Vogel continued to ponder the question as he climbed into his small but comfortable double bed alongside the wife he loved so dearly in his own rather detached way. He sank his head into a pillow delicately scented with lavender and pulled up the duvet in its pink-and-lilac floral cover, until it reached over his ears.
No, nothing about Bertorelli indicated any such thing. Yet still Vogel could not get over just how convenient his arrival on the scene of the Marlena incident had been. But there was no evidence to suggest that Alfonso was guilty of anything other than witnessing a nasty crime.
Evidence. Irrefutable evidence. That was what was needed. Vogel, who didn’t much care for hunches, drifted off to sleep muttering the word like a mantra: Evidence, evidence...
Eleven
By the time she finished her stint on point duty, Michelle’s anger and irritation had evolved into full-blown fury. She couldn’t believe the way Vogel had cross-examined her. She had no doubt whatsoever that he’d deliberately orchestrated their ‘chance’ meeting by the coffee machine in order to grill her.
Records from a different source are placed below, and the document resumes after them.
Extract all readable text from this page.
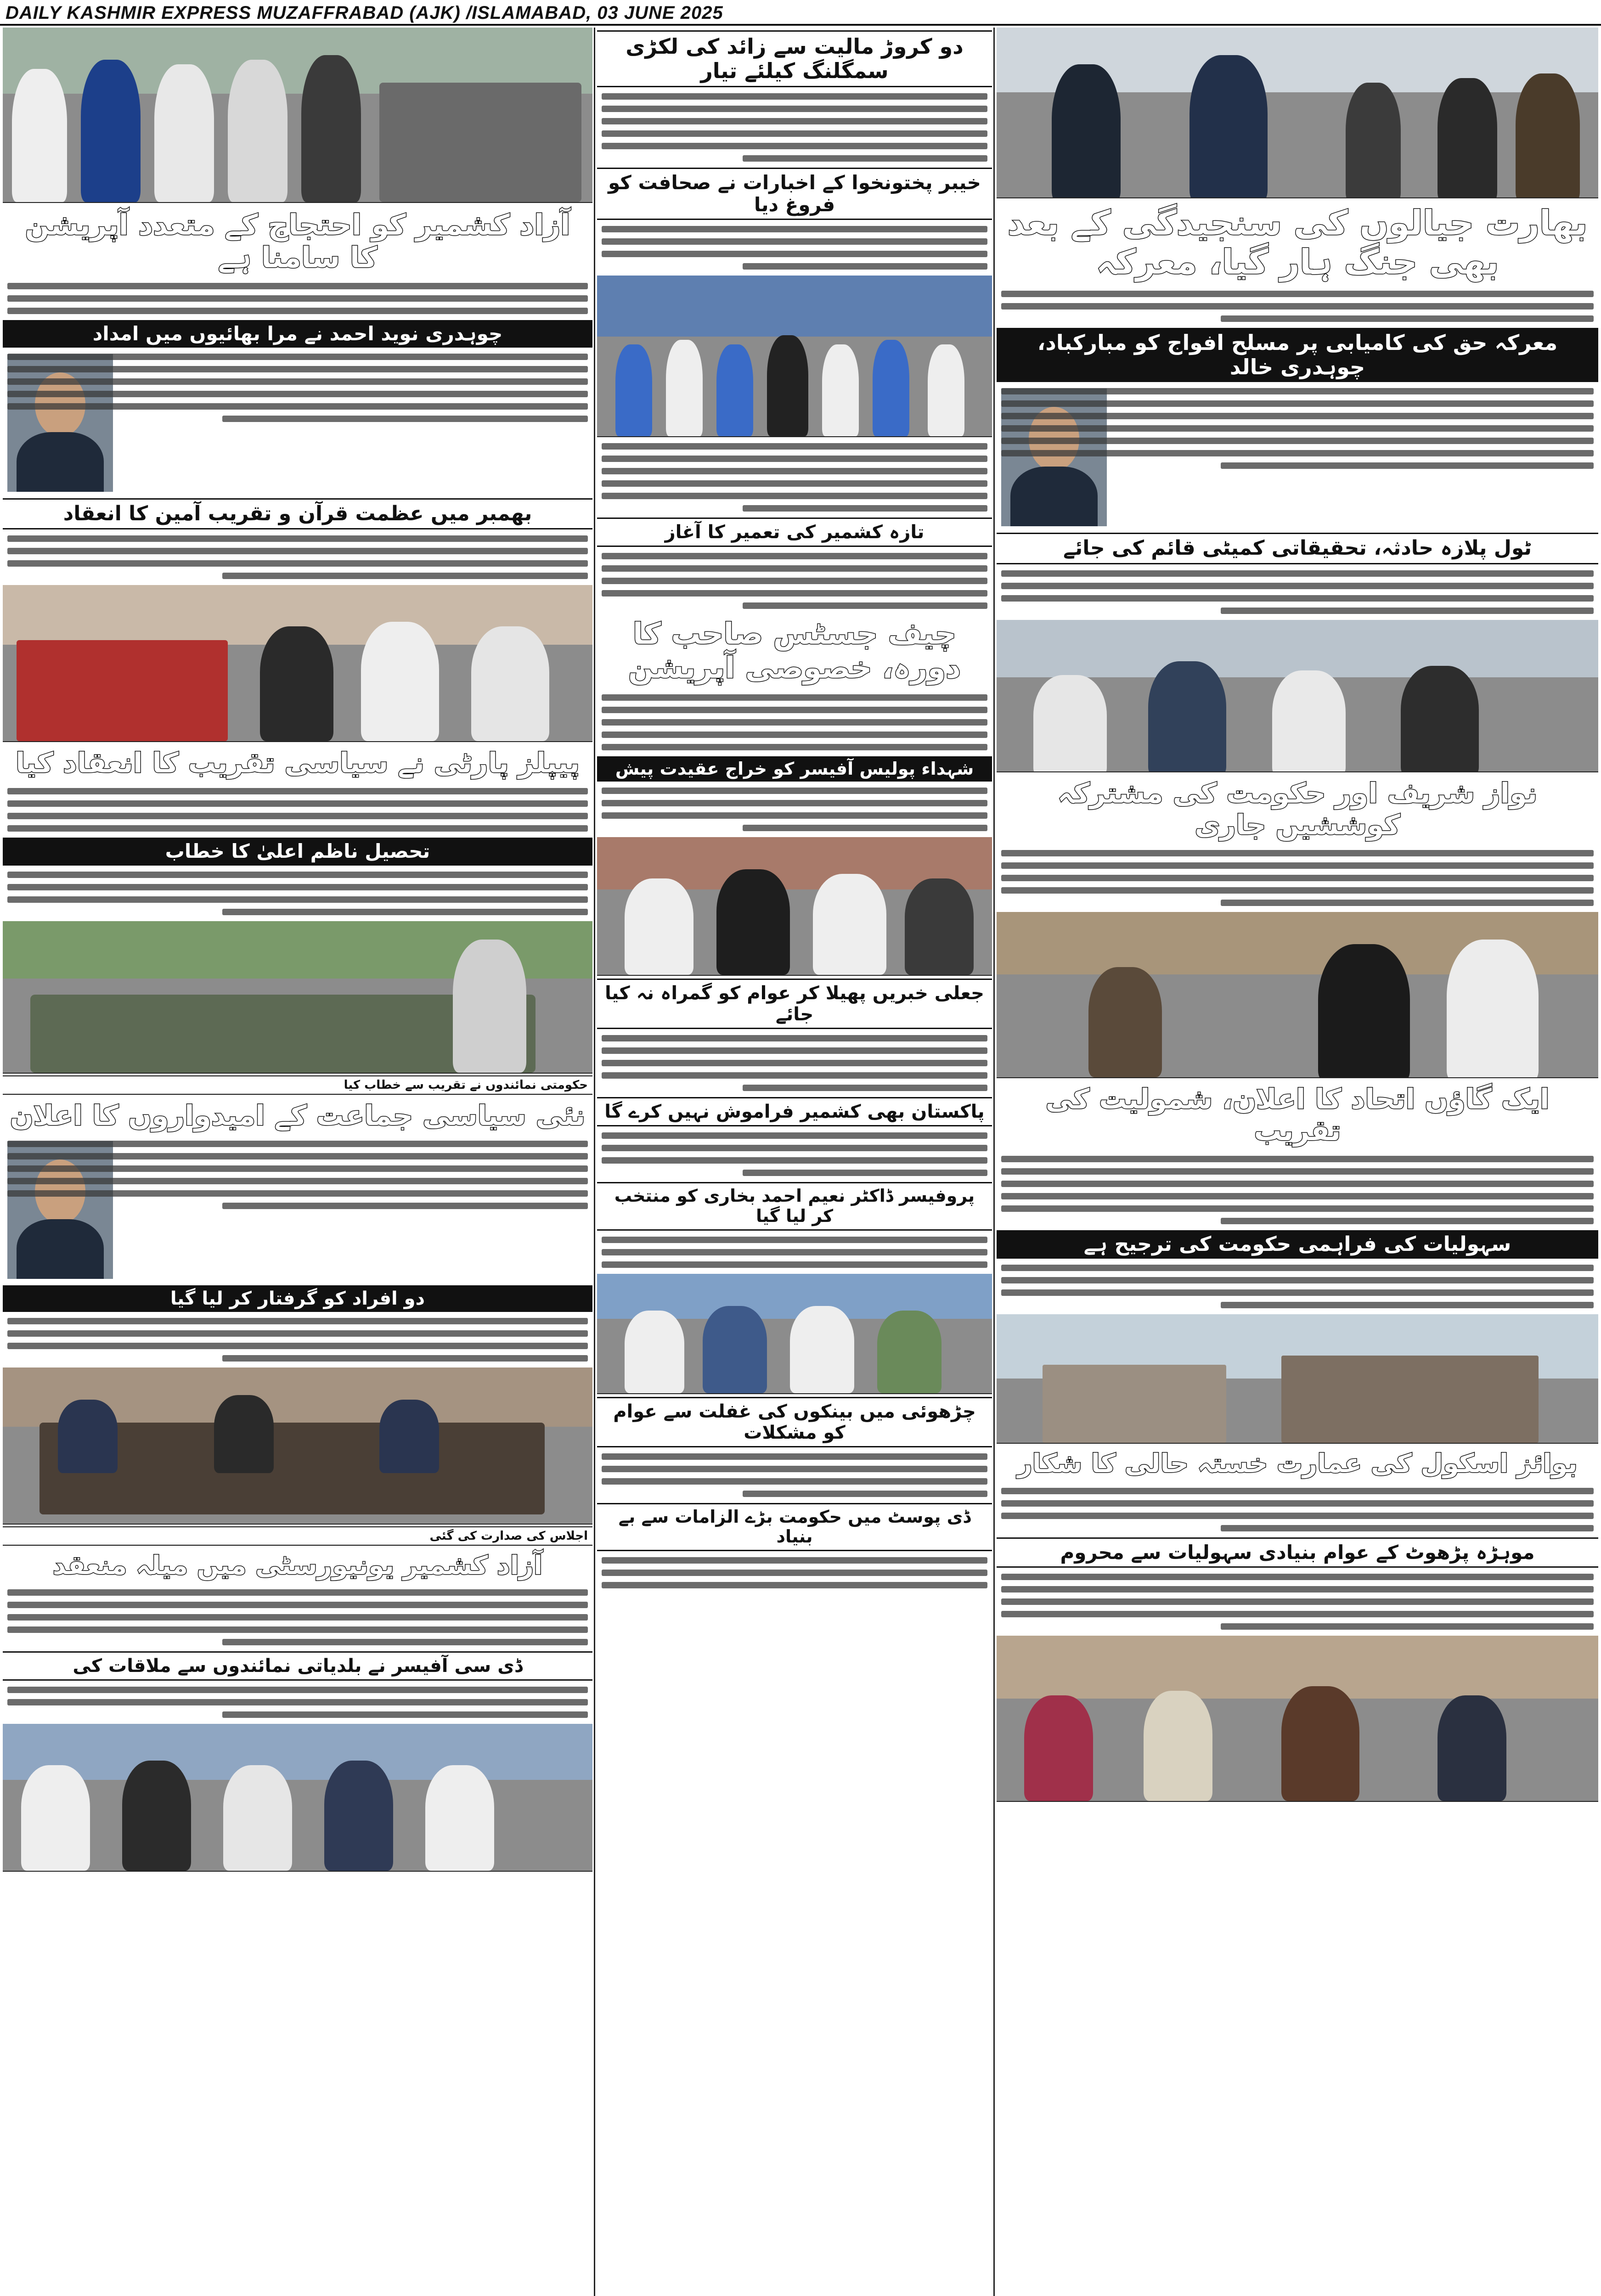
DAILY KASHMIR EXPRESS MUZAFFRABAD (AJK) /ISLAMABAD, 03 JUNE 2025
بھارت جیالوں کی سنجیدگی کے بعد بھی جنگ ہار گیا، معرکہ
معرکہ حق کی کامیابی پر مسلح افواج کو مبارکباد، چوہدری خالد
ٹول پلازہ حادثہ، تحقیقاتی کمیٹی قائم کی جائے
نواز شریف اور حکومت کی مشترکہ کوششیں جاری
ایک گاؤں اتحاد کا اعلان، شمولیت کی تقریب
سہولیات کی فراہمی حکومت کی ترجیح ہے
بوائز اسکول کی عمارت خستہ حالی کا شکار
موہڑہ پڑھوٹ کے عوام بنیادی سہولیات سے محروم
دو کروڑ مالیت سے زائد کی لکڑی سمگلنگ کیلئے تیار
خیبر پختونخوا کے اخبارات نے صحافت کو فروغ دیا
تازہ کشمیر کی تعمیر کا آغاز
چیف جسٹس صاحب کا دورہ، خصوصی آپریشن
شہداء پولیس آفیسر کو خراج عقیدت پیش
جعلی خبریں پھیلا کر عوام کو گمراہ نہ کیا جائے
پاکستان بھی کشمیر فراموش نہیں کرے گا
پروفیسر ڈاکٹر نعیم احمد بخاری کو منتخب کر لیا گیا
چڑھوئی میں بینکوں کی غفلت سے عوام کو مشکلات
ڈی پوسٹ میں حکومت بڑے الزامات سے بے بنیاد
آزاد کشمیر کو احتجاج کے متعدد آپریشن کا سامنا ہے
چوہدری نوید احمد نے مرا بھائیوں میں امداد
بھمبر میں عظمت قرآن و تقریب آمین کا انعقاد
پیپلز پارٹی نے سیاسی تقریب کا انعقاد کیا
تحصیل ناظم اعلیٰ کا خطاب
حکومتی نمائندوں نے تقریب سے خطاب کیا
نئی سیاسی جماعت کے امیدواروں کا اعلان
دو افراد کو گرفتار کر لیا گیا
اجلاس کی صدارت کی گئی
آزاد کشمیر یونیورسٹی میں میلہ منعقد
ڈی سی آفیسر نے بلدیاتی نمائندوں سے ملاقات کی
And it had been a tremendous shock to her to realize that he considered her a suspect — which he most definitely did, however much he might protest.
She decided to walk from Charing Cross police station to her home at the top end of Holborn in order to calm herself down a bit. But it didn’t work. Taking a sickie for her own personal reasons might be an unwise career move, but it had nothing to do with Vogel. Similarly if she chose not to reveal to her friends the true reason for her absence from town, that was entirely her own business. How dare Vogel poke about in her life.
Michelle was still fuming as she unlocked the door to her studio flat in an ugly purpose-built 1960s block just off Lamb’s Conduit Street. It seemed very cold inside. She shivered as she began to take off her coat. She put it back on again and then checked the heating system thermostat. Everything seemed to be in order, but the place was definitely extremely chilly.
Surely it couldn’t be the damned communal boiler again? She phoned the part-time caretaker. The boiler was indeed on the blink, for the third time that year — and it was only March.
Michelle shouted at the caretaker, which she knew was small of her. It wasn’t his fault. Well, not exactly. Then, roundly cursing the world in general, she made her way into the tiny kitchen off the far end of her bedsit. She wanted a drink. But she’d finished her last bottle of wine the previous evening. She remembered that she was also hungry, having skipped lunch, and opened the door of her fridge. It contained only the dubious remains of a carton of milk, a piece of cheese tinged with green and some bread so hard you’d need an axe to break into it.